Church Service in Changi Chapel(Photograph by courtesy of the Imperial War Museum, London)
The Changi Chapel was shipped to Australia in 1947 with the intention that it be reconstructed as a fitting memorial for the Prisoners of War. It then lay untouched for forty years, until 1987 when the crate was opened to reveal that not all of it was there, but there was enough, and with the help of the original photographs and extra materials, namely some timber posts and roof tiles, it was rebuilt.
The original Changi Chapel in Australia
The restored Changi Chapel now stands in the beautiful grounds of the Royal Military College, Duntroon, Canberra, Australia and was officially opened as a National Memorial in August 1998.

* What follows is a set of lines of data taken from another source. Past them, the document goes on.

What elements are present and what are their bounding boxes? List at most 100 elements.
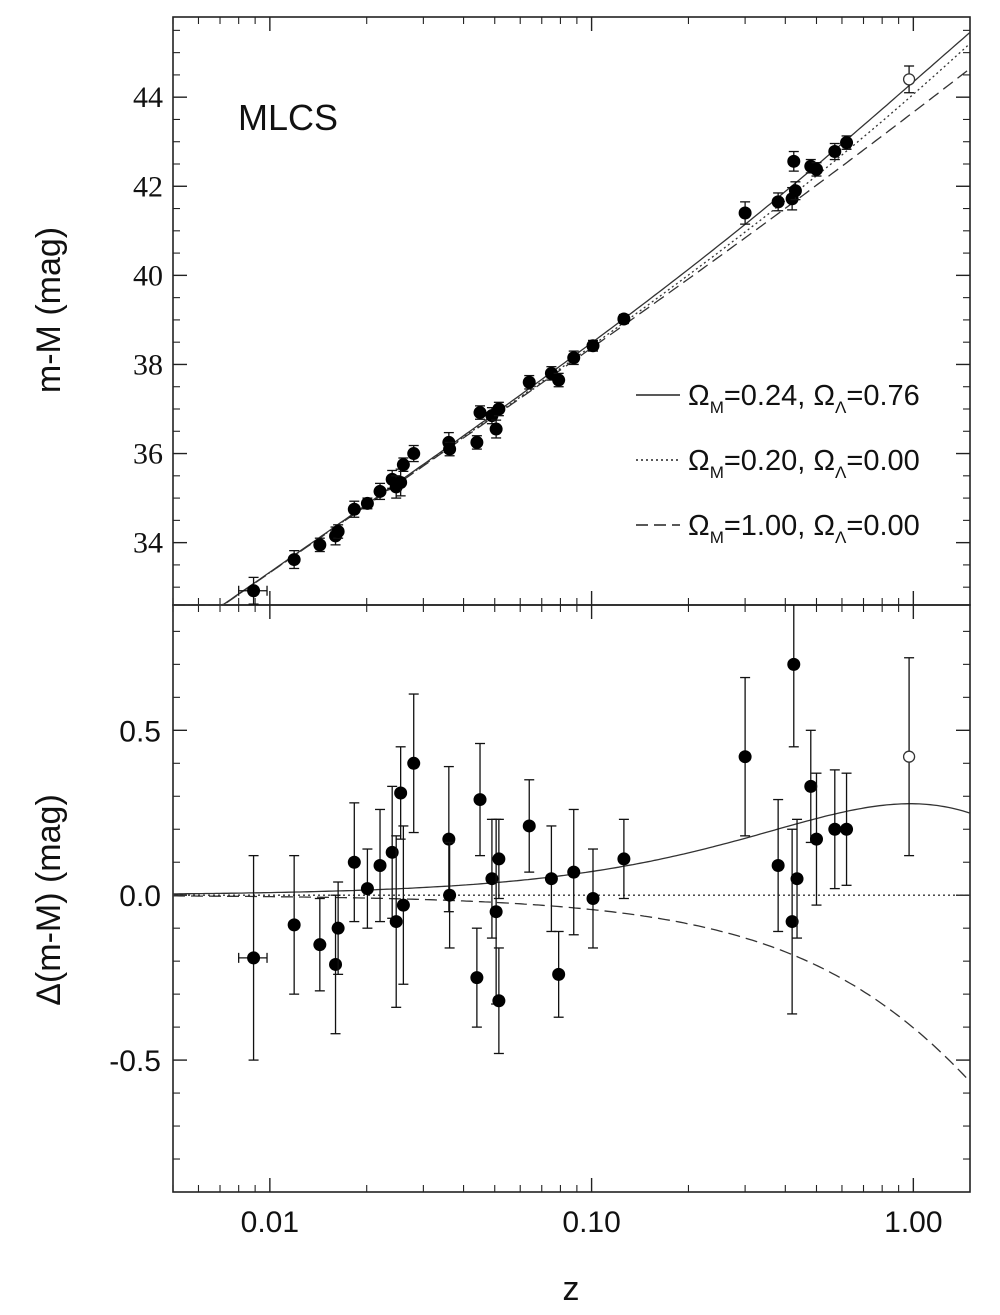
bottom-marker <box>586 892 600 905</box>
bottom-marker <box>385 845 399 859</box>
bottom-point <box>396 825 410 985</box>
top-point <box>552 372 566 388</box>
top-point <box>787 150 801 172</box>
bottom-point <box>492 818 506 900</box>
top-marker <box>492 402 506 416</box>
bottom-marker <box>771 859 785 873</box>
bottom-marker <box>567 865 581 879</box>
top-marker <box>552 373 566 387</box>
bottom-marker <box>442 832 456 846</box>
top-marker <box>247 584 261 598</box>
top-point <box>771 192 785 212</box>
bottom-point <box>828 769 842 890</box>
top-marker <box>567 351 581 365</box>
bottom-point <box>492 947 506 1055</box>
x-axis: 0.01 0.10 1.00 <box>172 17 943 1239</box>
bottom-marker <box>790 872 804 886</box>
bottom-point <box>804 729 818 844</box>
bottom-point <box>790 818 804 939</box>
x-tick-label: 0.10 <box>562 1206 620 1239</box>
top-marker <box>738 206 752 220</box>
top-point <box>617 312 631 326</box>
bottom-marker <box>785 915 799 929</box>
x-tick-label: 0.01 <box>241 1206 299 1239</box>
top-marker <box>373 484 387 498</box>
bottom-point <box>617 818 631 900</box>
top-point <box>788 181 802 201</box>
legend-entry-1: ΩM=0.24, ΩΛ=0.76 <box>688 380 920 417</box>
bottom-point <box>385 785 399 919</box>
top-marker <box>407 447 421 461</box>
panel-annotation: MLCS <box>238 97 338 138</box>
bottom-point <box>347 802 361 923</box>
bottom-marker <box>313 938 327 952</box>
bottom-marker <box>738 750 752 764</box>
top-marker <box>313 538 327 552</box>
top-point <box>443 441 457 457</box>
bottom-marker <box>522 819 536 833</box>
bottom-point <box>586 848 600 949</box>
top-point <box>840 135 854 150</box>
bottom-marker <box>840 822 854 836</box>
top-marker <box>360 496 374 510</box>
top-point <box>360 496 374 510</box>
top-point <box>828 142 842 161</box>
bottom-y-tick-label: 0.0 <box>119 880 161 913</box>
bottom-point <box>373 808 387 923</box>
bottom-marker <box>489 905 503 919</box>
bottom-y-axis: -0.5 0.0 0.5 <box>109 630 970 1160</box>
bottom-point <box>738 676 752 837</box>
bottom-point <box>331 881 345 975</box>
bottom-point <box>567 808 581 936</box>
top-point <box>489 419 503 439</box>
bottom-marker <box>828 822 842 836</box>
top-marker <box>771 195 785 209</box>
top-point <box>738 201 752 225</box>
bottom-marker <box>373 859 387 873</box>
bottom-point <box>771 798 785 933</box>
top-marker <box>347 502 361 516</box>
top-point <box>473 405 487 420</box>
top-y-tick-label: 38 <box>133 348 163 381</box>
bottom-point <box>787 605 801 748</box>
top-point <box>287 550 301 570</box>
top-point <box>373 482 387 501</box>
bottom-marker <box>809 832 823 846</box>
top-y-tick-label: 40 <box>133 259 163 292</box>
x-axis-label: z <box>563 1270 580 1308</box>
bottom-point <box>470 927 484 1028</box>
top-marker <box>443 442 457 456</box>
top-point <box>522 374 536 390</box>
bottom-marker <box>389 915 403 929</box>
bottom-data-points <box>238 605 916 1061</box>
top-marker <box>473 406 487 420</box>
bottom-point <box>809 772 823 906</box>
legend: ΩM=0.24, ΩΛ=0.76 ΩM=0.20, ΩΛ=0.00 ΩM=1.0… <box>636 380 920 547</box>
top-point <box>902 65 916 94</box>
top-y-tick-label: 42 <box>133 170 163 203</box>
bottom-y-tick-label: -0.5 <box>109 1045 161 1078</box>
top-y-axis: 34 36 38 40 42 44 <box>133 29 970 588</box>
top-marker <box>617 312 631 326</box>
bottom-point <box>902 657 916 857</box>
top-point <box>407 444 421 463</box>
bottom-point <box>840 772 854 886</box>
bottom-point <box>522 779 536 873</box>
bottom-marker <box>329 957 343 971</box>
bottom-marker <box>470 971 484 985</box>
legend-entry-2: ΩM=0.20, ΩΛ=0.00 <box>688 445 920 482</box>
bottom-point <box>489 818 503 1005</box>
bottom-point <box>473 742 487 857</box>
top-marker <box>788 184 802 198</box>
bottom-model-curve-einstein-de-sitter <box>173 895 971 1083</box>
legend-entry-3: ΩM=1.00, ΩΛ=0.00 <box>688 510 920 547</box>
top-marker <box>809 162 823 176</box>
bottom-marker <box>394 786 408 800</box>
bottom-point <box>407 693 421 834</box>
bottom-y-tick-label: 0.5 <box>119 715 161 748</box>
bottom-y-axis-label: Δ(m-M) (mag) <box>30 794 68 1006</box>
bottom-marker <box>804 779 818 793</box>
bottom-marker <box>287 918 301 932</box>
top-marker <box>287 553 301 567</box>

Meanwhile at Changi Jail on Singapore, an exact replica of the Chapel was erected outside the walls of the prison and for years many visitors have found solace in visiting this small place of worship, and praying close to where their loved ones used to sit and pray.
But even this small Chapel has recently found a new home. In February 2001, it was moved about a mile down the road and is now situated beside the newly built Changi Museum.

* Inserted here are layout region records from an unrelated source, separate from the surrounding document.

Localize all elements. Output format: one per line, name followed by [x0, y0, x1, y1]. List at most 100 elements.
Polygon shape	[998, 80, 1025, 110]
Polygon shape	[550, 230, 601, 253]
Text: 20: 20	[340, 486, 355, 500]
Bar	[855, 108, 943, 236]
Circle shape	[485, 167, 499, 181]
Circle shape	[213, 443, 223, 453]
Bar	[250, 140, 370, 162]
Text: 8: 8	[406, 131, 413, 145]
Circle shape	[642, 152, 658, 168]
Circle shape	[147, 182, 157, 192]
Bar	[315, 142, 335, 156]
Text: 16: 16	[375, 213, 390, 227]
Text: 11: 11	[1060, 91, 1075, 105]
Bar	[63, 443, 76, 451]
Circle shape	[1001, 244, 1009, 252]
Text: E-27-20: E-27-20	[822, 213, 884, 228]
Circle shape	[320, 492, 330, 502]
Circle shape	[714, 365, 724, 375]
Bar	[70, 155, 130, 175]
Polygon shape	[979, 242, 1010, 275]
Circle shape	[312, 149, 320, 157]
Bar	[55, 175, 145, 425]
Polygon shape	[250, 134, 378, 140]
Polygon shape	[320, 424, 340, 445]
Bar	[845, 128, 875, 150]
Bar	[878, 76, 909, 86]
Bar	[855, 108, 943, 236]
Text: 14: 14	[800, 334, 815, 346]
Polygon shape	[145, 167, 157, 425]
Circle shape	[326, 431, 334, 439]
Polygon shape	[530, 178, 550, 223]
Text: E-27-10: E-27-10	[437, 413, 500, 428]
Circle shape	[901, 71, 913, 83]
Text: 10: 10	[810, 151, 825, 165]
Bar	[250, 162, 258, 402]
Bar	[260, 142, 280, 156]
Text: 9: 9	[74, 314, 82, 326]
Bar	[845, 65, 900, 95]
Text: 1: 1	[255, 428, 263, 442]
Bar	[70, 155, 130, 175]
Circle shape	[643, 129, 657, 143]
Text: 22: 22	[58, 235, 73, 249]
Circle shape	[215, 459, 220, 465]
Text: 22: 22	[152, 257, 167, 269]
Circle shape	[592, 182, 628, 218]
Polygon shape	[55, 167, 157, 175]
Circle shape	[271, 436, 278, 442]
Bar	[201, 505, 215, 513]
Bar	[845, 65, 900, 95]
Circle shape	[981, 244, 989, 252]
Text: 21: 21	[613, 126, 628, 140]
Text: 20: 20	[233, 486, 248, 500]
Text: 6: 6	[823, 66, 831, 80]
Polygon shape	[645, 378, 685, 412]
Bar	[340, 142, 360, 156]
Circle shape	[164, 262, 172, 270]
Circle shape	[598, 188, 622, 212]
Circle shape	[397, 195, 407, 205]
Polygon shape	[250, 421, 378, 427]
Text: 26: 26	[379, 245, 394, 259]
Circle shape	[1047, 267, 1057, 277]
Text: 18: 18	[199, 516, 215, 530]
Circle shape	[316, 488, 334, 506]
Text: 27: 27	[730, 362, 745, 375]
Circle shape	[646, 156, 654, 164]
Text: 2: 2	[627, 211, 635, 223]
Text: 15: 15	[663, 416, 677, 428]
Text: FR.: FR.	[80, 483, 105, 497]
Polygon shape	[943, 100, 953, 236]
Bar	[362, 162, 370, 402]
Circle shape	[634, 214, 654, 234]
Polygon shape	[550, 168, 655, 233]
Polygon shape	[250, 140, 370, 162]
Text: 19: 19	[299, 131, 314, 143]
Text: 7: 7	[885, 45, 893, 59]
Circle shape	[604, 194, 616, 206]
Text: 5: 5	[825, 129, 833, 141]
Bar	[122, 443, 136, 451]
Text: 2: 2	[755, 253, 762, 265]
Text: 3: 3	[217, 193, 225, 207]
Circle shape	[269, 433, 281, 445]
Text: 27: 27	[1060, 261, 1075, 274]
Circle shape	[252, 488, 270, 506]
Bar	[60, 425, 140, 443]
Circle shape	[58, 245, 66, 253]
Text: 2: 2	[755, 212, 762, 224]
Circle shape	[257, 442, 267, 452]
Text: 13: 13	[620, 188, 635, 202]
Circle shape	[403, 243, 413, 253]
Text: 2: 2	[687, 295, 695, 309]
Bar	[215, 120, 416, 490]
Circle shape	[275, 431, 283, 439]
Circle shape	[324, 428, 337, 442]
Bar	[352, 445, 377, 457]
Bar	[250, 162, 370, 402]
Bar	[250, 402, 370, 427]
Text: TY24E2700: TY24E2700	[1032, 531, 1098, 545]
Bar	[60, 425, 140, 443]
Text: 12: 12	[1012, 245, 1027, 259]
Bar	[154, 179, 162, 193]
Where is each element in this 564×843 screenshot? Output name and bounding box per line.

However, one small factor has not changed since the times of the POW's Chapel services. Still standing on the small altar is the original Changi Cross. This was made by the prisoners themselves soon after captivity. Made from any scrap material that they could lay their hands on, the base being made from part of a shell and the rest from hammered strips of brass.
On the base is engraved the words:
"St. George's Church and Prisoner of War Camp 1942-45"
In the early days it was placed in a converted Indian mosque within Changi Jail, but that is not quite the end of the story of the Changi Chapel, its Gates and its Cross. COFEPOW has two members whose father, Harry Stogden, was instrumental in the making of the Cross. Bernard Stogden was invited to Singapore in February 2001 to place the Cross into its new position when the Chapel was moved.
His sister, Freda Cooper, travelled with a party of COFEPOW members on a pilgrimage of the Far East and Commonwealth War Cemeteries in April/May 2001 and on visiting Singapore and the Changi Chapel, the Cross was taken out of its protective case and given to Freda to hold.
Their father, Harry Stogden, spent the last part of his captivity in Japan. He survived his 3 years of torment, only to die during his sea voyage home and was buried at sea.